In this study, the authors consider two multiple-antenna transceivers exchanging information through a relay-assisted network using a single-carrier communication scheme. The authors assume that the propagation delay in different relaying path is negligible and the relay nodes are synchronous. As a result, the end-to-end multipath channel is not frequency-selective (time-dispersive) and hence, the successive arriving signals at the transceivers do not interfere with each other. Otherwise, inter-symbol-interference (ISI) will be inevitable and cyclic insertion and removal matrices will be required to combat ISI. In such a two-way network, the relay nodes harvest energy from the surrounding environment and utilise this energy to forward their received messages using a harvest-then-forward protocol.
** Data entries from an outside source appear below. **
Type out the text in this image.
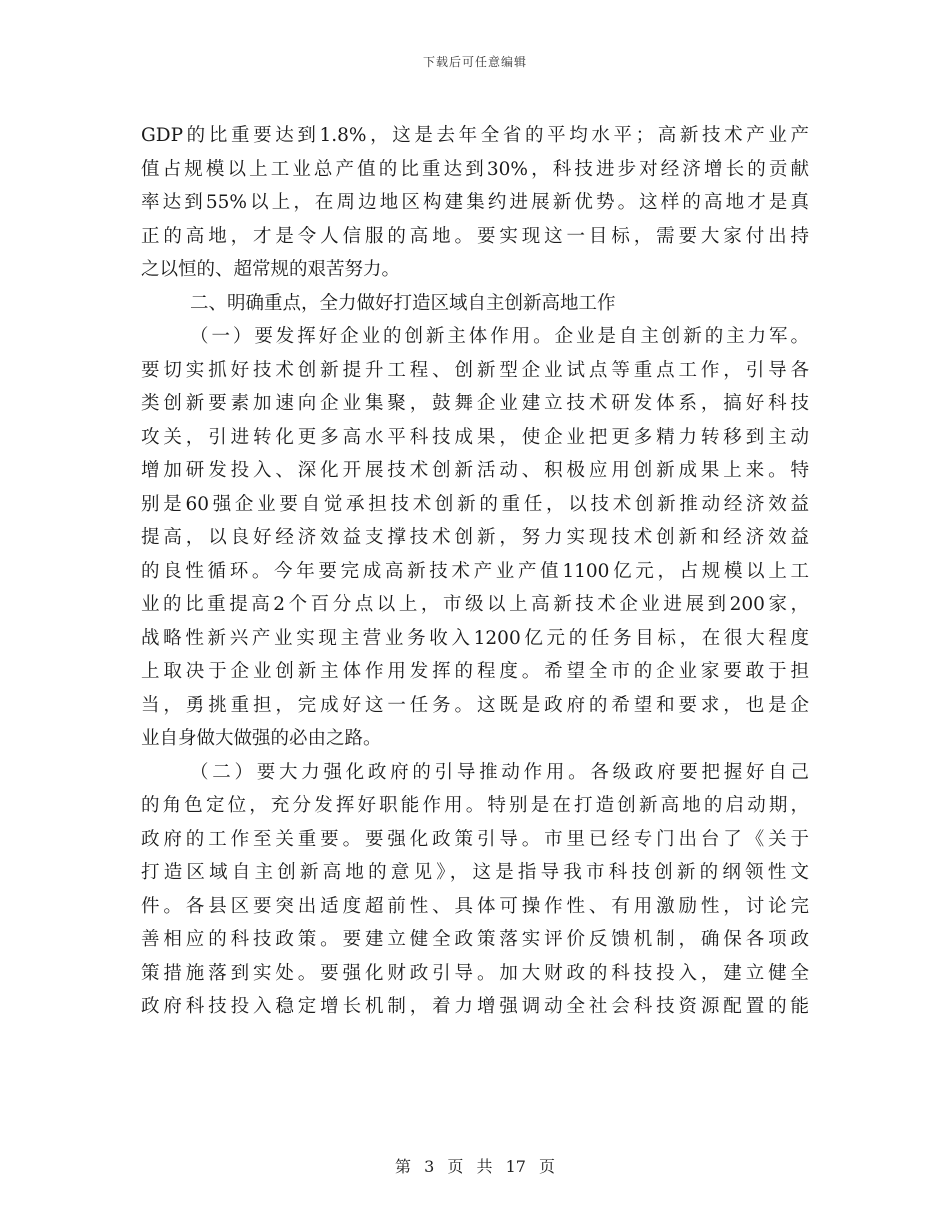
下载后可任意编辑
GDP的比重要达到1.8%，这是去年全省的平均水平；高新技术产业产
值占规模以上工业总产值的比重达到30%，科技进步对经济增长的贡献
率达到55%以上，在周边地区构建集约进展新优势。这样的高地才是真
正的高地，才是令人信服的高地。要实现这一目标，需要大家付出持
之以恒的、超常规的艰苦努力。
二、明确重点，全力做好打造区域自主创新高地工作
（一）要发挥好企业的创新主体作用。企业是自主创新的主力军。
要切实抓好技术创新提升工程、创新型企业试点等重点工作，引导各
类创新要素加速向企业集聚，鼓舞企业建立技术研发体系，搞好科技
攻关，引进转化更多高水平科技成果，使企业把更多精力转移到主动
增加研发投入、深化开展技术创新活动、积极应用创新成果上来。特
别是60强企业要自觉承担技术创新的重任，以技术创新推动经济效益
提高，以良好经济效益支撑技术创新，努力实现技术创新和经济效益
的良性循环。今年要完成高新技术产业产值1100亿元，占规模以上工
业的比重提高2个百分点以上，市级以上高新技术企业进展到200家，
战略性新兴产业实现主营业务收入1200亿元的任务目标，在很大程度
上取决于企业创新主体作用发挥的程度。希望全市的企业家要敢于担
当，勇挑重担，完成好这一任务。这既是政府的希望和要求，也是企
业自身做大做强的必由之路。
（二）要大力强化政府的引导推动作用。各级政府要把握好自己
的角色定位，充分发挥好职能作用。特别是在打造创新高地的启动期，
政府的工作至关重要。要强化政策引导。市里已经专门出台了《关于
打造区域自主创新高地的意见》，这是指导我市科技创新的纲领性文
件。各县区要突出适度超前性、具体可操作性、有用激励性，讨论完
善相应的科技政策。要建立健全政策落实评价反馈机制，确保各项政
策措施落到实处。要强化财政引导。加大财政的科技投入，建立健全
政府科技投入稳定增长机制，着力增强调动全社会科技资源配置的能
第 3 页 共 17 页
For different receiver diversity combining techniques, the authors design an optimal relay beamforming to maximise the quality of the received signals at the transceivers subject to the energy casualty constraint at the relay nodes (the energy consumed for transmission of each block cannot exceed the accumulative harvested energy). For each diversity combining technique, a closed-form solution is obtained for the optimal signal-to-noise ratio (SNR) that shows how adjusting the data transmission rate of the transceivers and the amount of energy harvested at the relays affects the received SNR.